In the wake of moves by the Green Party to pull out of the negotiations with the conservative-led opposition over the new immigration law, Schroeder is to hold talks with opposition leaders to try to establish whether an agreement was possible.
This follows a round of coalition talks in Berlin Thursday and Friday aimed at trying to break the deadlock over the new immigration law that was introduced into parliament more than two years ago.
But the Christian Democrat-led opposition blocked the reforms in the upper house of parliament, the Bundesrat, where it has a majority, resulting in the new laws being dispatched to a special parliamentary mediation committee where they have languished ever since.
Since then, 12 rounds of talks between the government and the opposition have failed to break the impasse over the laws.
The latest obstacle in the marathon negotiations on the immigrations reforms has been the opposition’s insistence that the security provisions for detaining foreign extremists and terrorists should be toughened up.
While the government has agreed to the request, the Greens originally had rejected it claiming that the opposition was trying to make political capital out of the talks and a result of the dispute walked out of the talks. They have since agreed to return to the talks.
Widely supported by German business, the law represent another step in the opening up the nation’s labour market to foreign workers with the reforms aimed at people from non-European Union nations.
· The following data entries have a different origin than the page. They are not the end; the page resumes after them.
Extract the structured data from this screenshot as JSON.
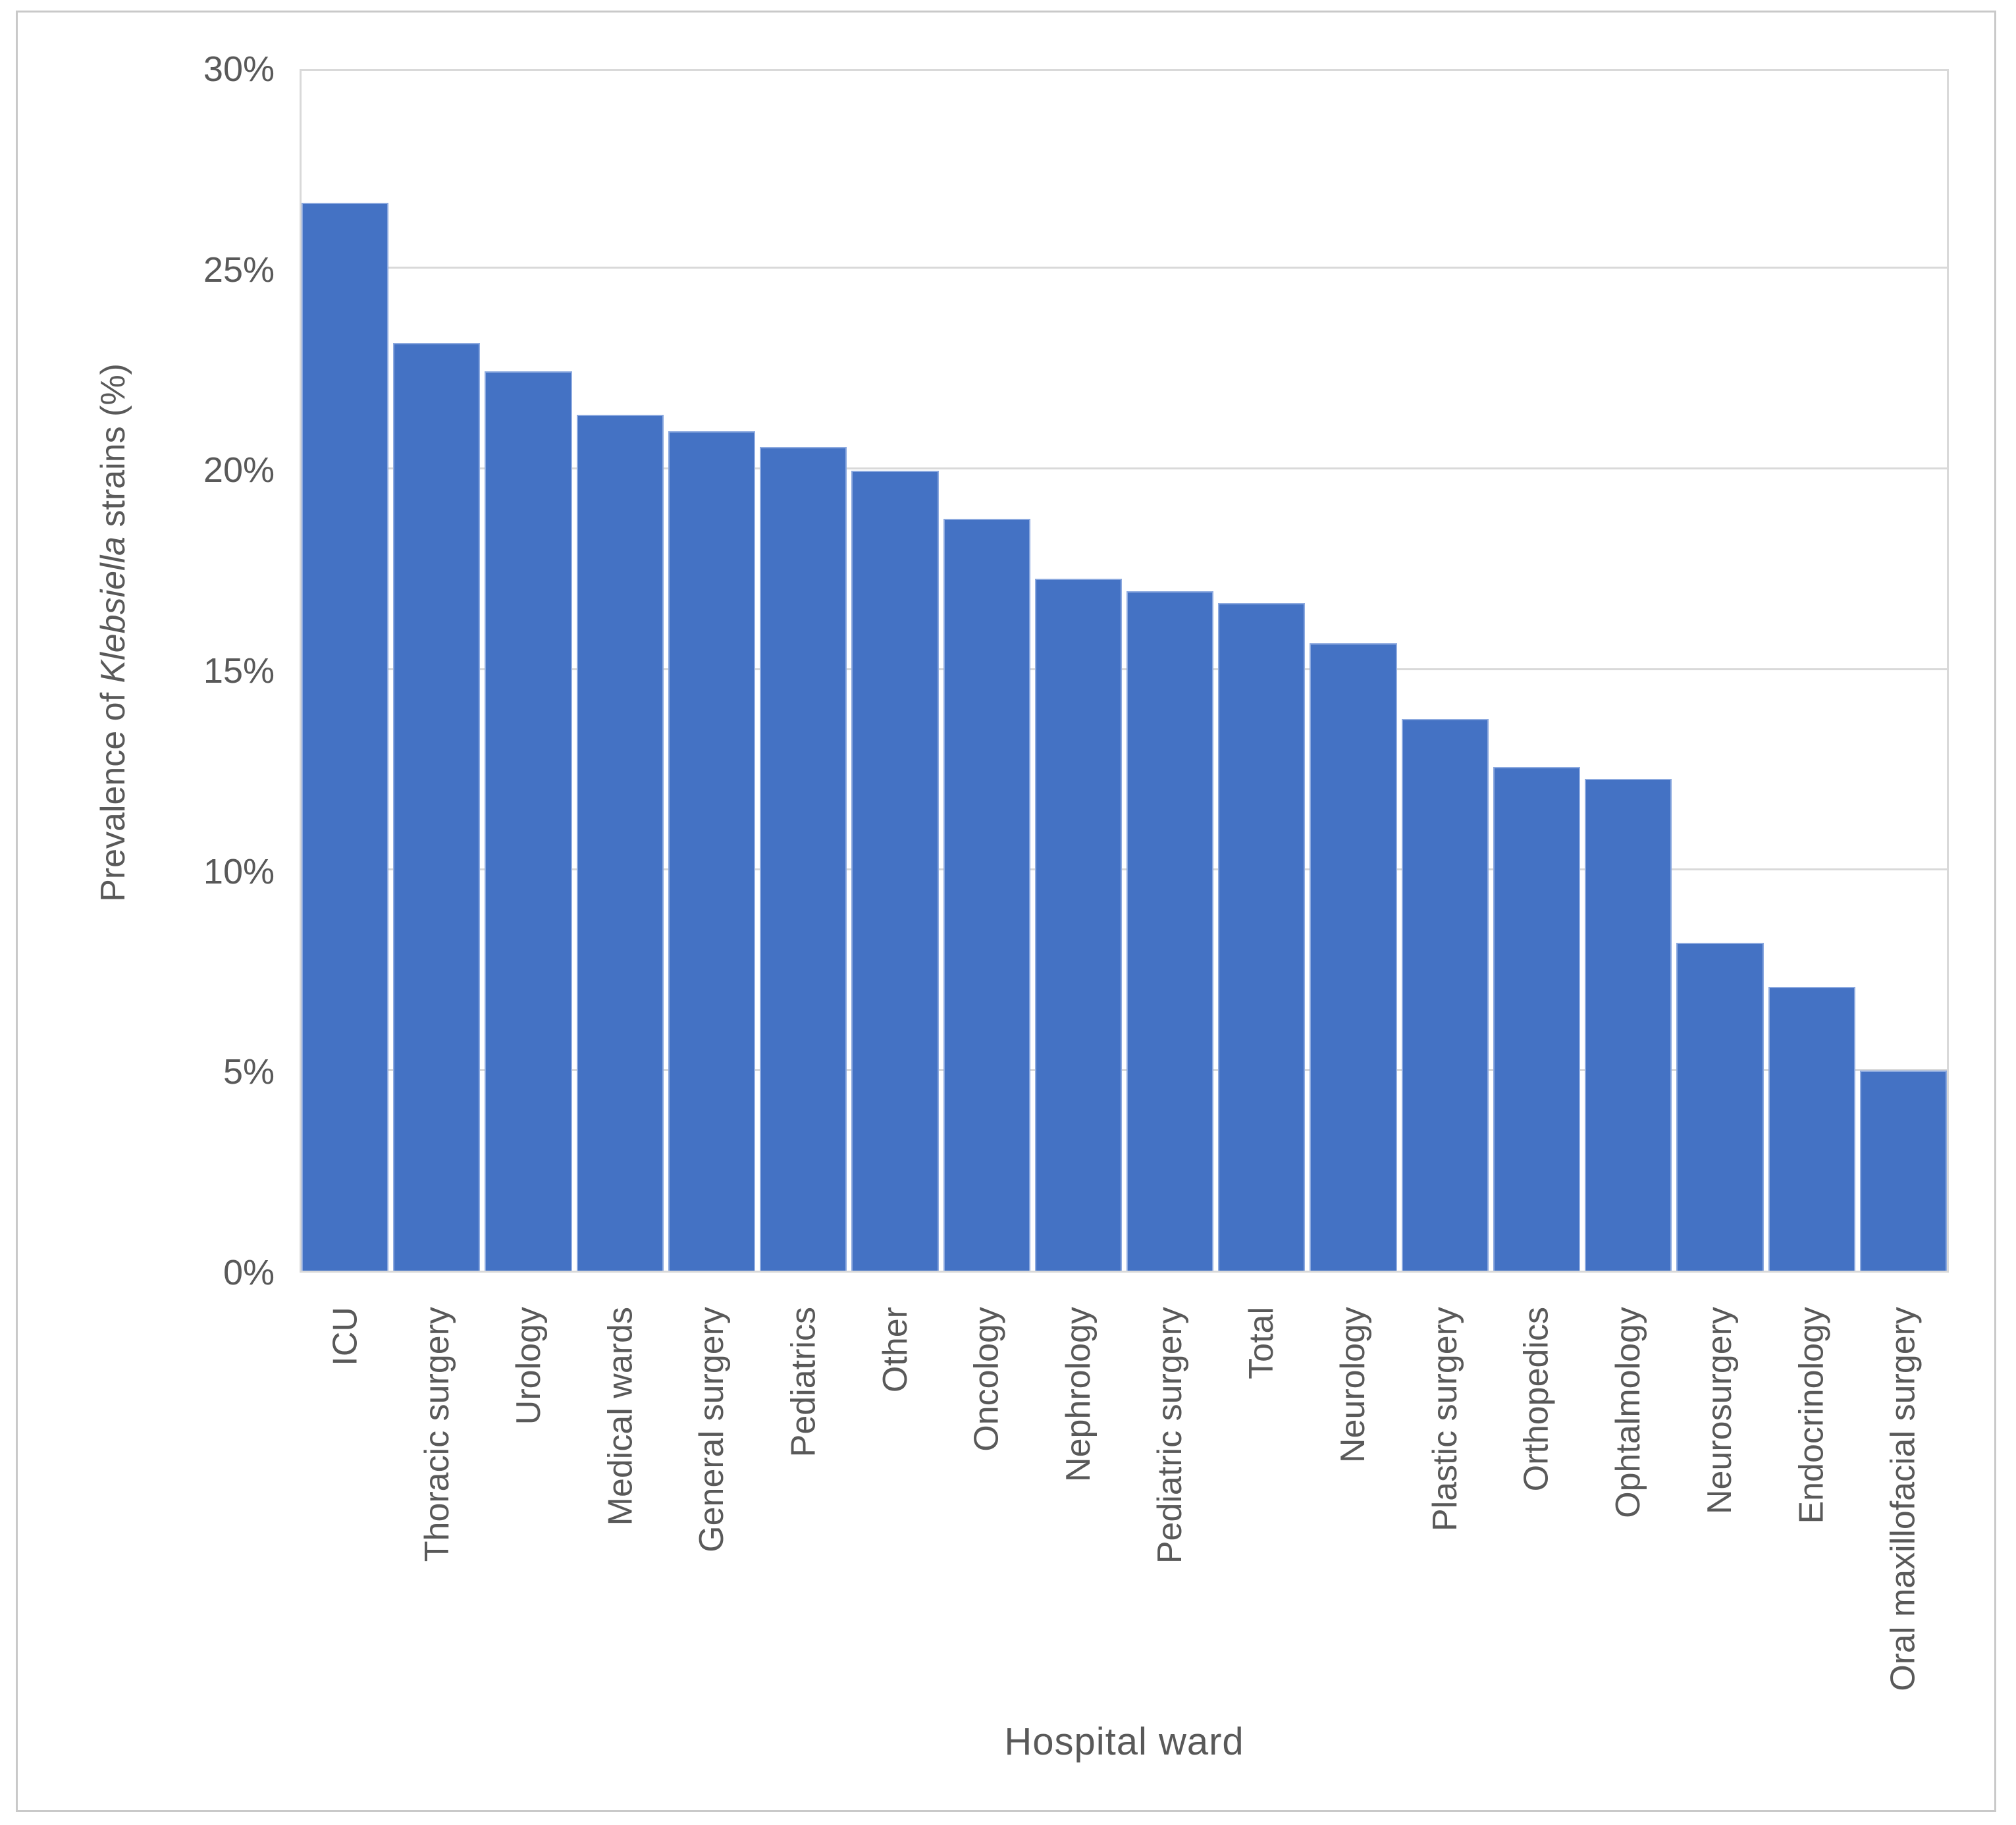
{
  "chart_data": {
    "type": "bar",
    "title": "",
    "xlabel": "Hospital ward",
    "ylabel": "Prevalence of Klebsiella strains (%)",
    "ylabel_parts": [
      {
        "text": "Prevalence of ",
        "italic": false
      },
      {
        "text": "Klebsiella",
        "italic": true
      },
      {
        "text": " strains (%)",
        "italic": false
      }
    ],
    "categories": [
      "ICU",
      "Thoracic surgery",
      "Urology",
      "Medical wards",
      "General surgery",
      "Pediatrics",
      "Other",
      "Oncology",
      "Nephrology",
      "Pediatric surgery",
      "Total",
      "Neurology",
      "Plastic surgery",
      "Orthopedics",
      "Ophtalmology",
      "Neurosurgery",
      "Endocrinology",
      "Oral maxillofacial surgery"
    ],
    "values": [
      26.7,
      23.2,
      22.5,
      21.4,
      21.0,
      20.6,
      20.0,
      18.8,
      17.3,
      17.0,
      16.7,
      15.7,
      13.8,
      12.6,
      12.3,
      8.2,
      7.1,
      5.0
    ],
    "value_format": "percent",
    "ylim": [
      0,
      30
    ],
    "yticks": [
      {
        "value": 0,
        "label": "0%"
      },
      {
        "value": 5,
        "label": "5%"
      },
      {
        "value": 10,
        "label": "10%"
      },
      {
        "value": 15,
        "label": "15%"
      },
      {
        "value": 20,
        "label": "20%"
      },
      {
        "value": 25,
        "label": "25%"
      },
      {
        "value": 30,
        "label": "30%"
      }
    ],
    "grid": "horizontal",
    "legend": "none",
    "bar_color": "#4472C4",
    "bar_edge_color": "#8CA9DF",
    "gridline_color": "#D9D9D9",
    "axis_text_color": "#595959",
    "outer_border_color": "#C9C9C9"
  }
}
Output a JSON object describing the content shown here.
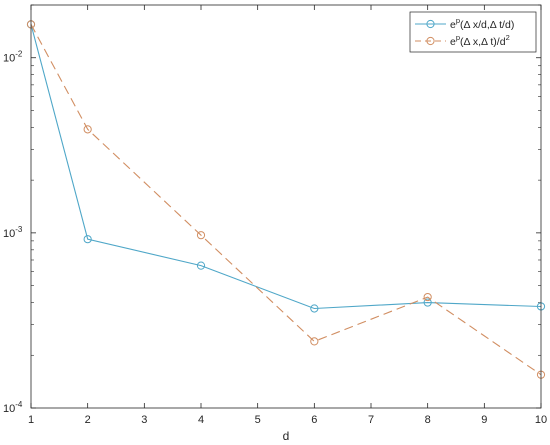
{
  "chart_data": {
    "type": "line",
    "title": "",
    "xlabel": "d",
    "ylabel": "",
    "xlim": [
      1,
      10
    ],
    "ylim": [
      0.0001,
      0.02
    ],
    "yscale": "log",
    "grid": false,
    "legend_position": "top-right",
    "x": [
      1,
      2,
      4,
      6,
      8,
      10
    ],
    "x_ticks": [
      1,
      2,
      3,
      4,
      5,
      6,
      7,
      8,
      9,
      10
    ],
    "y_ticks": [
      {
        "value": 0.01,
        "base": "10",
        "exp": "-2"
      },
      {
        "value": 0.001,
        "base": "10",
        "exp": "-3"
      },
      {
        "value": 0.0001,
        "base": "10",
        "exp": "-4"
      }
    ],
    "series": [
      {
        "legend": {
          "pre": "e",
          "sup": "p",
          "post": "(Δ x/d,Δ t/d)",
          "post_sup": ""
        },
        "color": "#4fa7c8",
        "dash": "solid",
        "marker": "circle",
        "values": [
          0.0155,
          0.00092,
          0.00065,
          0.00037,
          0.0004,
          0.00038
        ]
      },
      {
        "legend": {
          "pre": "e",
          "sup": "p",
          "post": "(Δ x,Δ t)/d",
          "post_sup": "2"
        },
        "color": "#d18e62",
        "dash": "dashed",
        "marker": "circle",
        "values": [
          0.0155,
          0.0039,
          0.00097,
          0.00024,
          0.00043,
          0.000155
        ]
      }
    ]
  }
}
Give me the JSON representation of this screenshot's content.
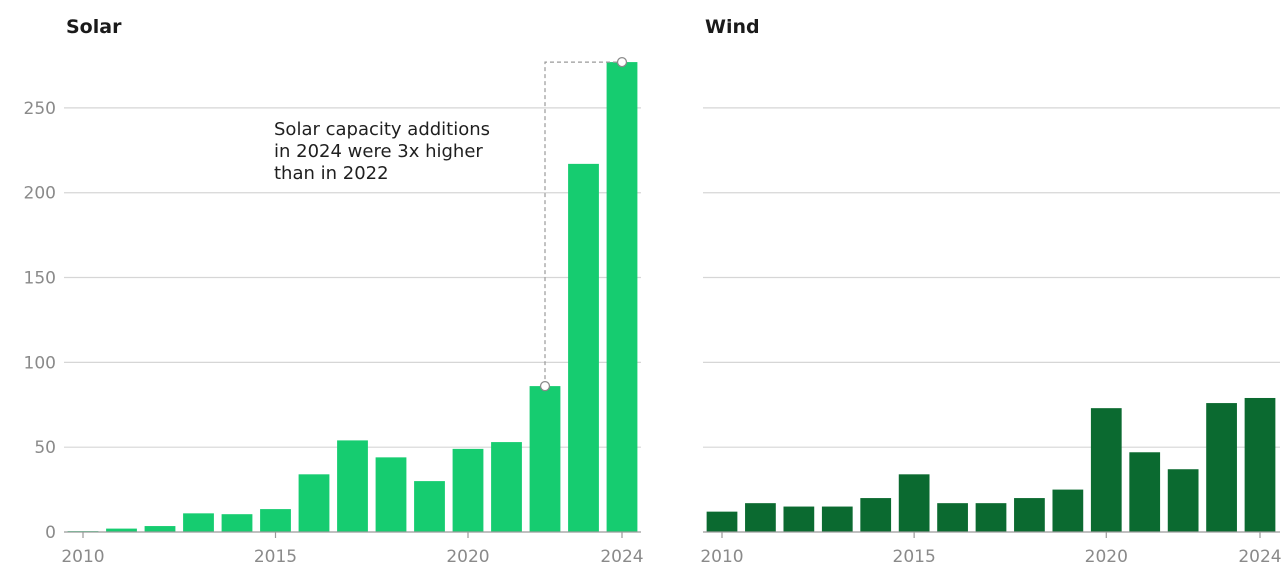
{
  "chart_data": [
    {
      "type": "bar",
      "title": "Solar",
      "color": "#16cc70",
      "x": [
        2010,
        2011,
        2012,
        2013,
        2014,
        2015,
        2016,
        2017,
        2018,
        2019,
        2020,
        2021,
        2022,
        2023,
        2024
      ],
      "values": [
        0.5,
        2,
        3.5,
        11,
        10.5,
        13.5,
        34,
        54,
        44,
        30,
        49,
        53,
        86,
        217,
        277
      ],
      "ylim": [
        0,
        280
      ],
      "yticks": [
        0,
        50,
        100,
        150,
        200,
        250
      ],
      "xticks": [
        2010,
        2015,
        2020,
        2024
      ],
      "xlabel": "",
      "ylabel": "",
      "grid": true,
      "annotation": {
        "lines": [
          "Solar capacity additions",
          "in 2024 were 3x higher",
          "than in 2022"
        ],
        "from_year": 2022,
        "to_year": 2024
      }
    },
    {
      "type": "bar",
      "title": "Wind",
      "color": "#0b6a30",
      "x": [
        2010,
        2011,
        2012,
        2013,
        2014,
        2015,
        2016,
        2017,
        2018,
        2019,
        2020,
        2021,
        2022,
        2023,
        2024
      ],
      "values": [
        12,
        17,
        15,
        15,
        20,
        34,
        17,
        17,
        20,
        25,
        73,
        47,
        37,
        76,
        79
      ],
      "ylim": [
        0,
        280
      ],
      "yticks": [
        0,
        50,
        100,
        150,
        200,
        250
      ],
      "xticks": [
        2010,
        2015,
        2020,
        2024
      ],
      "xlabel": "",
      "ylabel": "",
      "grid": true
    }
  ]
}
About 7.3m foreigners live in Germany, representing about 9 percent of the population, which the highest proportion in the European Union. Germany, however, lacks immigration laws, which would allow it to regulate the flow of skilled workers into the nation.
The proposed immigration reforms, which would bring German laws into line with nations such as Canada and Australia, follows Berlin’s moves to liberalise Germany’s antiquated citizenship laws and the introduction of a US-style Green Card to encourage skilled labour to come of the country.
Indeed, German business sees the new immigration laws as a way of helping to meet skilled labour shortages in the nation.
Germany’s shortages of skilled labour, however, comes at a time when the country has been hit by high unemployment, which have also made the immigration reforms unpopular in the electorate.
Faced with soaring deficits across its welfare system and a rapidly agreeing population, Germany also needs to consider drawing in immigrants as a way of addressing problems in its social state.